The tragic news that Milch was suffering from Alzheimer's came out in 2019, just before HBO finally aired the long-promised movie that was supposed to allow Milch to complete the arc of the 2004-2006 western "Deadwood," which the cable network unceremoniously canceled after three seasons.
With "Deadwood," Milch was at the height of his powers at the moment that television writing had entered a so-called "golden age." In film, the director was the creative force behind a work of art. But with long-form streaming television, writers were given the title "showrunner" — at that time it seemed like it was mostly white men named David — and the control over the artistic vision of a series, which could develop in depth and complexity over dozens of hours of television.
In many ways, Milch was the precursor of this late golden age, bringing a previously unseen depth and realism to the police procedural with "NYPD Blue," which ran on ABC from 1993-2005. Andy Sipowicz (Dennis Franz), a racist and violent detective, anchored the show in the way that other morally despicable antiheroes would hold down the greatest shows of the streaming era, from Tony Soprano through Fleabag.
"Deadwood" would do to the Western what "NYPD Blue" did for the police procedural — and then some. Milch and his team had persistently pushed the network censors. But with the freedom — and Medici-esque budgets — of HBO on demand, Milch was able to craft a universe with a fierce and filthy aesthetic that at once created a new realism and made questions of verisimilitude moot.
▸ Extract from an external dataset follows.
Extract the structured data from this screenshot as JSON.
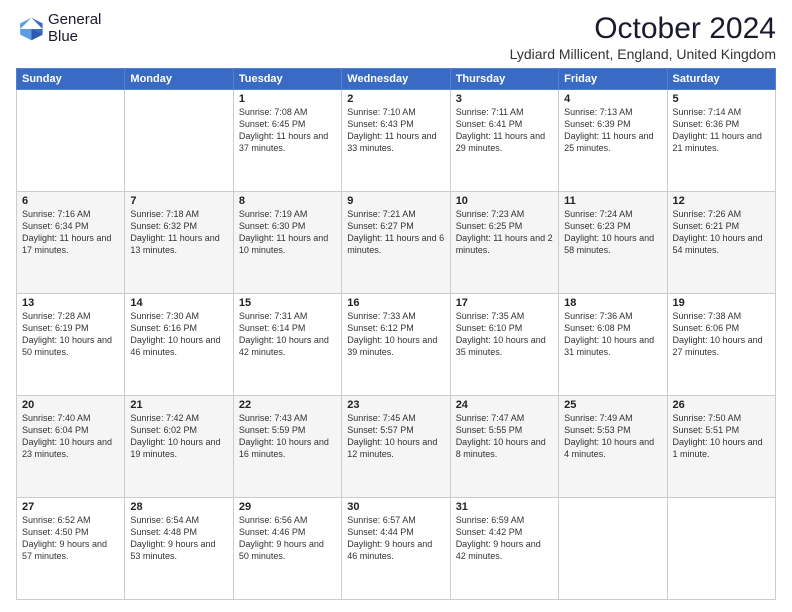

In one of the show's first scenes, Ellsworth, a miner, delivers a speech that feels both Shakespearian and naturalistic.
"I'll tell you what. I may've fucked my life up flatter than hammered shit, but I stand here before you today beholden to no human cocksucker," he says. "And workin' a payin' fuckin' gold claim."
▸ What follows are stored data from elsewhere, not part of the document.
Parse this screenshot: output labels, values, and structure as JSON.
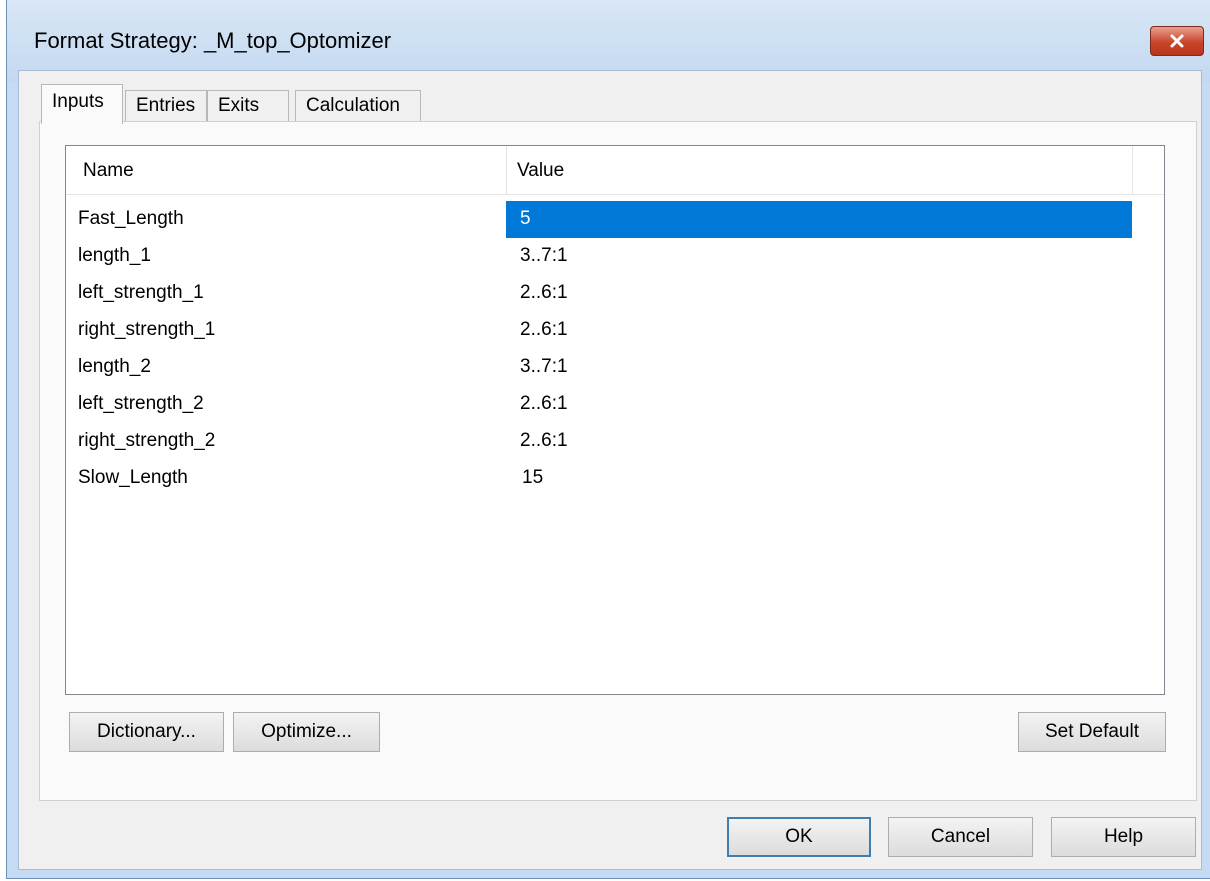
{
  "window": {
    "title": "Format Strategy: _M_top_Optomizer"
  },
  "tabs": [
    {
      "label": "Inputs",
      "active": true
    },
    {
      "label": "Entries",
      "active": false
    },
    {
      "label": "Exits",
      "active": false
    },
    {
      "label": "Calculation",
      "active": false
    }
  ],
  "inputs_list": {
    "columns": [
      "Name",
      "Value"
    ],
    "rows": [
      {
        "name": "Fast_Length",
        "value": "5",
        "selected": true
      },
      {
        "name": "length_1",
        "value": "3..7:1",
        "selected": false
      },
      {
        "name": "left_strength_1",
        "value": "2..6:1",
        "selected": false
      },
      {
        "name": "right_strength_1",
        "value": "2..6:1",
        "selected": false
      },
      {
        "name": "length_2",
        "value": "3..7:1",
        "selected": false
      },
      {
        "name": "left_strength_2",
        "value": "2..6:1",
        "selected": false
      },
      {
        "name": "right_strength_2",
        "value": "2..6:1",
        "selected": false
      },
      {
        "name": "Slow_Length",
        "value": "15",
        "selected": false
      }
    ]
  },
  "panel_buttons": {
    "dictionary": "Dictionary...",
    "optimize": "Optimize...",
    "set_default": "Set Default"
  },
  "dialog_buttons": {
    "ok": "OK",
    "cancel": "Cancel",
    "help": "Help"
  },
  "colors": {
    "selection": "#0078d7",
    "close_button": "#c9452a",
    "title_bar": "#c5dbf3"
  },
  "icons": {
    "close": "close-icon"
  }
}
As the crew wrapped the third season, HBO canceled "Deadwood," but promised a double-header of feature films to wrap up the story and greenlit Milch for a much cheaper show with the novelist Kem Nunn about a family of surfers and assorted dirtbags who end up involved in mystical hijinks surrounding the titular "John from Cincinatti," who may be God — or the internet or something like that.
It was beautiful and weird — and got swiftly canceled after a truncated season. The "Deadwood" movies never materialized, and Milch's last HBO show "Luck," with director Michael Mann was canceled after a horse died in the filming.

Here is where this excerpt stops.